I now disabled all power savings and hibernation options in the BIOS. Let's see.
-
Have all he crashes been identical? If they're all random it could be a hardware issue.
-
I am not sure because there is not always a crash report. I did get another one earlier today:
Unfortunately, the third crash has not generated any reports yet.
-
Mmm, no that's completely different.
Backtrace:
db:1:pfs> bt Tracing pid 2 tid 100041 td 0xfffffe00205b1560 kdb_enter() at kdb_enter+0x32/frame 0xfffffe00c579a940 vpanic() at vpanic+0x163/frame 0xfffffe00c579aa70 panic() at panic+0x43/frame 0xfffffe00c579aad0 trap_fatal() at trap_fatal+0x40c/frame 0xfffffe00c579ab30 trap_pfault() at trap_pfault+0x4f/frame 0xfffffe00c579ab90 calltrap() at calltrap+0x8/frame 0xfffffe00c579ab90 --- trap 0xc, rip = 0xffffffff81298340, rsp = 0xfffffe00c579ac60, rbp = 0xfffffe00c579ac60 --- memset_erms() at memset_erms+0x30/frame 0xfffffe00c579ac60 uma_zalloc_arg() at uma_zalloc_arg+0x137/frame 0xfffffe00c579aca0 sigqueue_add() at sigqueue_add+0x99/frame 0xfffffe00c579acd0 tdsendsignal() at tdsendsignal+0x368/frame 0xfffffe00c579ad50 kern_psignal() at kern_psignal+0x8f/frame 0xfffffe00c579add0 realitexpire() at realitexpire+0x1a/frame 0xfffffe00c579ae10 softclock_call_cc() at softclock_call_cc+0x134/frame 0xfffffe00c579aec0 softclock_thread() at softclock_thread+0xe9/frame 0xfffffe00c579aef0 fork_exit() at fork_exit+0x7f/frame 0xfffffe00c579af30 fork_trampoline() at fork_trampoline+0xe/frame 0xfffffe00c579af30 --- trap 0x5aa55aa5, rip = 0x5aa55aa55aa55aa5, rsp = 0x5aa55aa55aa55aa5, rbp = 0x5aa55aa55aa55aa5 ---
Panic:
<118>Bootup complete <6>igc0: promiscuous mode enabled <6>igc5: promiscuous mode enabled Fatal trap 12: page fault while in kernel mode cpuid = 0; apic id = 00 fault virtual address = 0xfffff810090a78c0 fault code = supervisor write data, page not present instruction pointer = 0x20:0xffffffff81298340 stack pointer = 0x0:0xfffffe00c579ac60 frame pointer = 0x0:0xfffffe00c579ac60 code segment = base 0x0, limit 0xfffff, type 0x1b = DPL 0, pres 1, long 1, def32 0, gran 1 processor eflags = interrupt enabled, resume, IOPL = 0 current process = 2 (clock (0)) rdi: fffff810090a78c0 rsi: 0000000000000000 rdx: 0000000000000070 rcx: 0000000000000070 r8: 0000000000000000 r9: fffffe00205b1560 rax: fffff810090a78c0 rbx: 0000000000010000 rbp: fffffe00c579ac60 r10: 0000000000000000 r11: 0000000080334b3c r12: fffff810090a78c0 r13: 0000000000000070 r14: 0000000000000101 r15: fffffe00db402800 trap number = 12 panic: page fault cpuid = 0 time = 1711984542 KDB: enter: panic
Ok with crashes that different I'd first run a few memtest cycles to be sure its not bad ram.
-
I already swapped the hard drive.

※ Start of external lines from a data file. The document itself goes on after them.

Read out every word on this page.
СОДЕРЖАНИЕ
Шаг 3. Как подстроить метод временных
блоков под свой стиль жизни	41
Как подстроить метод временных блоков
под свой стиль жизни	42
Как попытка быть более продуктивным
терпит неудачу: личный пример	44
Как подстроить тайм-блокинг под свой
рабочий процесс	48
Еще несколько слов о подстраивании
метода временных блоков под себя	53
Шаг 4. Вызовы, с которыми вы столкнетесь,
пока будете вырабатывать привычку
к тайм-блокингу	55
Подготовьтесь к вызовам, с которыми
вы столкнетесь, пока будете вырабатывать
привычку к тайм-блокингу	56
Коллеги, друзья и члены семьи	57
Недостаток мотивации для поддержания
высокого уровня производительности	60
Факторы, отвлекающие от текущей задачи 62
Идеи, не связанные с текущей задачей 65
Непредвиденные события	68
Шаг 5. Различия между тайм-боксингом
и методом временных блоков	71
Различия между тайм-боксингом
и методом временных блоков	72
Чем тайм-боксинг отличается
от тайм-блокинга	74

I guess the RAM will be next. Let's see. However, I am afraid that maybe the entire unit is faulty.
-
It's possible if it's always been unstable.
-
Based on the experience, it is possible. One way or the other, it is a warranty case for the unit or the component. Let's see once the RAM arrives tomorrow.
-
@stephenw10 I don't want to praise the day before sunset but the new RAM may have done the trick! So far, the router has been stably running for almost a day without crashing!
Thank you for your support and for deciphering the crash report.